Com Paulo Freire, o educador que evidenciou o tema da educação como libertação, no Brasil, compreendemos de modo mais palpável a proposta do livro VII da República. Platão interveio na sociedade de seu tempo com sua proposta filosófica educacional. De fato, a missão da educação libertadora é intervir na sociedade, como sugere Freire. Não há outro lugar para a educação mostrar sua face libertadora, que não a sociedade. Por essa necessidade de intervenção, como também Platão descreveu no Mito, o educador há de enfrentar muitas dificuldades, por isso deve estar imbuído de seu ideal a tal ponto, que enfrenta os adversários e as dificuldades do caminho. É criativo e parceiro dos educandos. Aprende e ensina, ensina e aprende. Constrói no conhecimento. Instiga à libertação ao libertar. Constrói o conhecimento, proporcionando que o próprio aprendiz interprete a informação e forme dentro si uma concepção própria. Platão acreditava que o conhecimento é um desprendimento da caverna cheia de aparências, para a construção da própria verdade, que de alguma forma era a verdade da Polis. Freire crê que é da educação bancária e condicionadora, aquela que leva o educando a acreditar em fantasias ou acomodar-se, desistindo de sua autonomia e amoldando-se aos ideais das partes opressoras da sociedade que deve se libertar o sistema educacional brasileiro. Romper com essa situação é trazer esperança, fomentar de novo utopia. Libertar pela educação é quebrar os grilhões do conformismo, da ignorância, da manipulação e só assim existirá a educação que liberta. Formar pessoas que vêem mais do que aquilo que se põe à sua frente, que cruzem a fronteira da fogueira da caverna, que saibam discernir entre uma situação e outra deve ser a proposta de toda séria educação.

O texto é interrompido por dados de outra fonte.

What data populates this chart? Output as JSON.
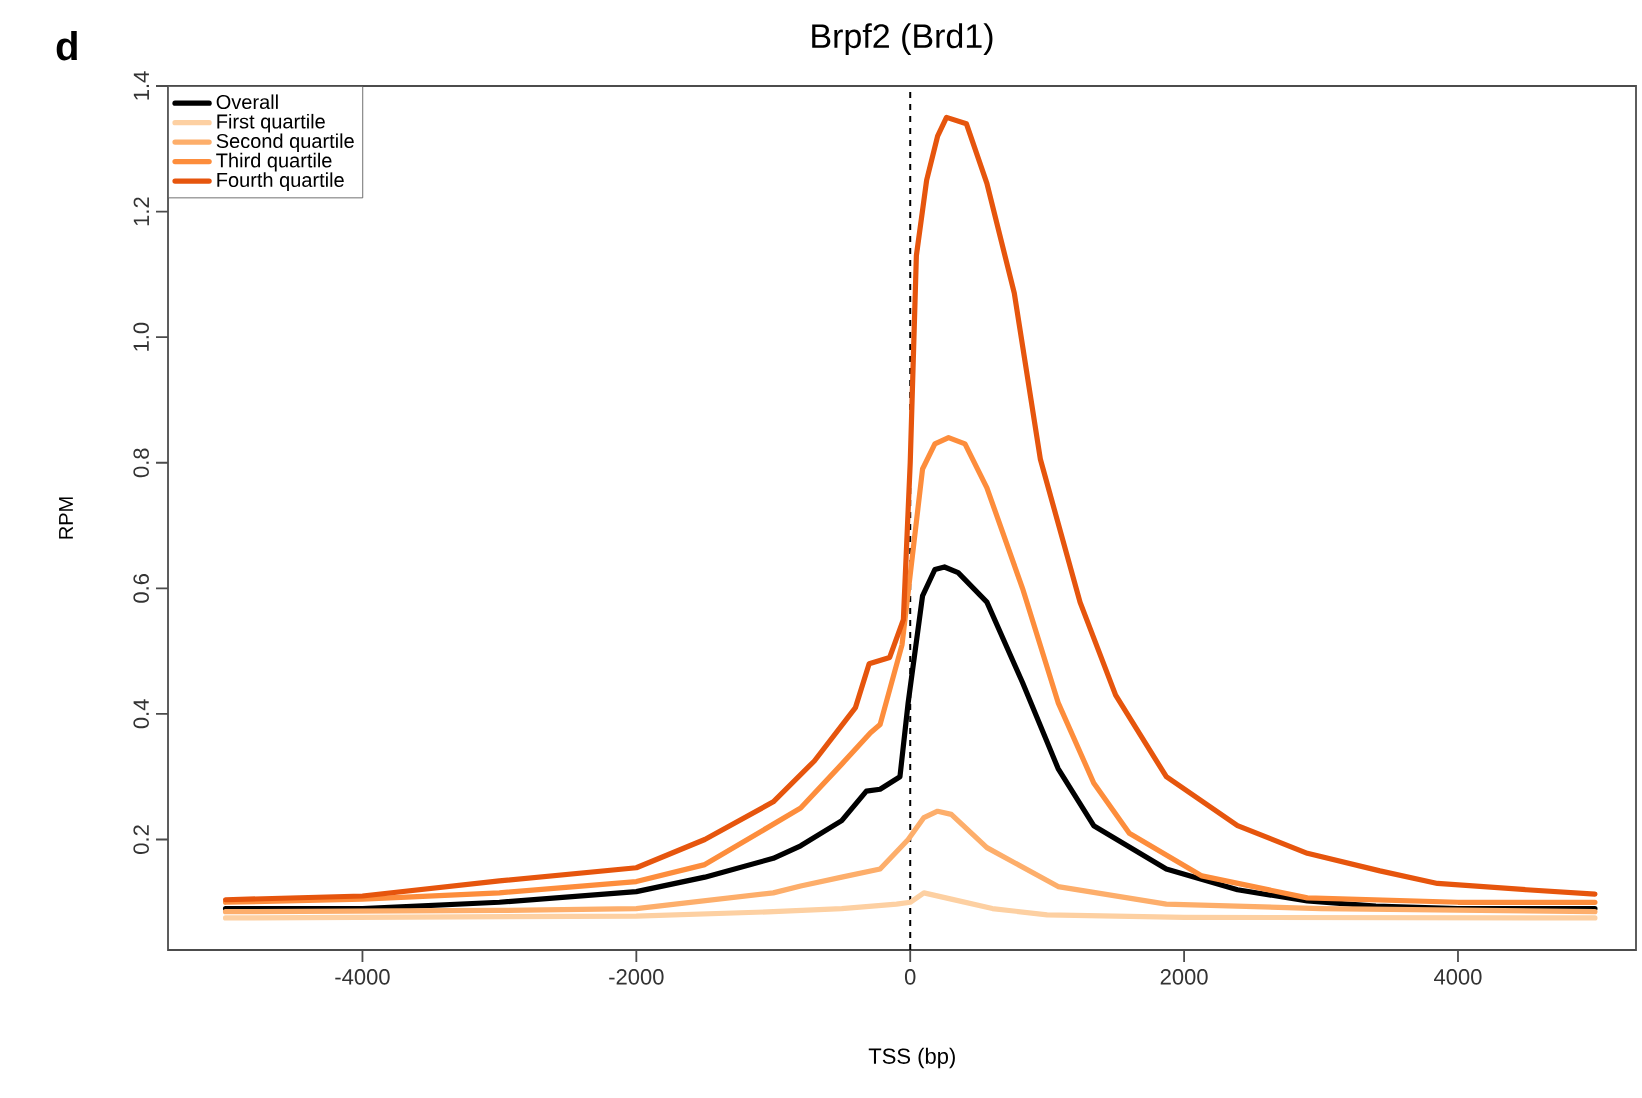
{
  "chart_data": {
    "type": "line",
    "title": "Brpf2 (Brd1)",
    "xlabel": "TSS (bp)",
    "ylabel": "RPM",
    "annotations": [
      "d"
    ],
    "xlim": [
      -5420,
      5300
    ],
    "ylim": [
      0.024,
      1.4
    ],
    "xticks": [
      -4000,
      -2000,
      0,
      2000,
      4000
    ],
    "yticks": [
      0.2,
      0.4,
      0.6,
      0.8,
      {
        "value": 1.0,
        "label": "1.0"
      },
      1.2,
      1.4
    ],
    "legend": "top left",
    "line_style": "solid",
    "ref_lines": [
      {
        "axis": "x",
        "value": 0,
        "line_style": "dashed",
        "color": "#000000"
      }
    ],
    "series": [
      {
        "name": "Overall",
        "color": "#000000",
        "x": [
          -5000,
          -4000,
          -3000,
          -2000,
          -1500,
          -1000,
          -800,
          -500,
          -320,
          -220,
          -75,
          -15,
          90,
          180,
          250,
          350,
          560,
          820,
          1080,
          1340,
          1870,
          2390,
          2900,
          3400,
          4000,
          5000
        ],
        "values": [
          0.09,
          0.09,
          0.1,
          0.117,
          0.14,
          0.17,
          0.19,
          0.23,
          0.277,
          0.28,
          0.3,
          0.418,
          0.588,
          0.63,
          0.634,
          0.625,
          0.578,
          0.45,
          0.313,
          0.222,
          0.153,
          0.12,
          0.102,
          0.094,
          0.09,
          0.09
        ]
      },
      {
        "name": "First quartile",
        "color": "#fdd0a2",
        "x": [
          -5000,
          -2000,
          -1000,
          -500,
          -100,
          0,
          100,
          300,
          600,
          1000,
          2000,
          5000
        ],
        "values": [
          0.075,
          0.078,
          0.085,
          0.09,
          0.097,
          0.1,
          0.115,
          0.105,
          0.09,
          0.08,
          0.076,
          0.075
        ]
      },
      {
        "name": "Second quartile",
        "color": "#fdae6b",
        "x": [
          -5000,
          -3000,
          -2000,
          -1000,
          -800,
          -500,
          -220,
          -15,
          100,
          200,
          300,
          560,
          1080,
          1870,
          3000,
          5000
        ],
        "values": [
          0.085,
          0.087,
          0.09,
          0.115,
          0.126,
          0.14,
          0.153,
          0.2,
          0.235,
          0.245,
          0.24,
          0.187,
          0.125,
          0.097,
          0.09,
          0.085
        ]
      },
      {
        "name": "Third quartile",
        "color": "#fd8d3c",
        "x": [
          -5000,
          -4000,
          -3000,
          -2000,
          -1500,
          -800,
          -500,
          -290,
          -220,
          -60,
          90,
          180,
          280,
          400,
          560,
          820,
          1080,
          1340,
          1600,
          2130,
          2900,
          4000,
          5000
        ],
        "values": [
          0.1,
          0.105,
          0.115,
          0.133,
          0.16,
          0.25,
          0.32,
          0.37,
          0.383,
          0.51,
          0.79,
          0.83,
          0.84,
          0.83,
          0.76,
          0.6,
          0.418,
          0.29,
          0.21,
          0.142,
          0.107,
          0.1,
          0.1
        ]
      },
      {
        "name": "Fourth quartile",
        "color": "#e6550d",
        "x": [
          -5000,
          -4000,
          -3000,
          -2000,
          -1500,
          -1000,
          -700,
          -400,
          -300,
          -150,
          -50,
          0,
          45,
          120,
          200,
          265,
          410,
          560,
          760,
          950,
          1240,
          1500,
          1870,
          2390,
          2900,
          3430,
          3850,
          4500,
          5000
        ],
        "values": [
          0.104,
          0.11,
          0.134,
          0.155,
          0.2,
          0.26,
          0.325,
          0.41,
          0.48,
          0.49,
          0.55,
          0.8,
          1.13,
          1.25,
          1.32,
          1.35,
          1.34,
          1.245,
          1.07,
          0.806,
          0.578,
          0.43,
          0.3,
          0.222,
          0.178,
          0.15,
          0.13,
          0.12,
          0.113
        ]
      }
    ]
  }
}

            Não pretendemos, de forma alguma, esgotar o assunto sobre este tema, tão vasto, amplo e rico. A educação que liberta pode ser vista de várias formas, em muitos autores e numa vasta quantidade de obras. Quisemos trazer Platão e, em especial o Mito da Caverna apresentado no Livro VII da República, por nos parecer tão adequado ao momento presente e do qual tínhamos alguma segurança para discorrer. Provavelmente algum aspecto possa nos ter escapado, afinal Platão e o Mito da Caverna, associados à educação com viés de libertação tem um alcance, uma abrangência do qual não podemos ter ideia, justamente por estarem suscitando reflexões, a todo momento, em alguma parte do mundo. Porém, os que aqui apresentamos como reflexão, segundo o Mito da Caverna, pretende tornar clara essa visão de educação como libertação, e de que não é qualquer educação que liberta, mas somente aquela que possibilita o caminho à verdade, ao conhecimento das coisas como realmente são.



[1] “As palavras ‘Educação’ e ‘Educar’ provêm do latim ‘Educare’, palavra aparentada com ducere, ‘conduzir’, ‘levar’, e educere, ‘tirar de’, ‘retirar’, ‘criar’. Educare tem o sentido de ‘criar’, ‘alimentar’, ‘ter cuidado com’, ‘instruir’. Parece-me que o termo latino é uma tradução do grego, paideu/w, ‘instruir’, ‘educar’, ‘formar’, ‘ensinar’, ‘formar a inteligência, o coração e o espírito de’.” (FREIRE, 1941-1942, p.2029).
[2] Apresentação da edição da Editora Globo na coletânea Diálogos em 1964. PLATÃO. A República. Traduzido por Leonel Vallandro. Rio de Janeiro: 1964.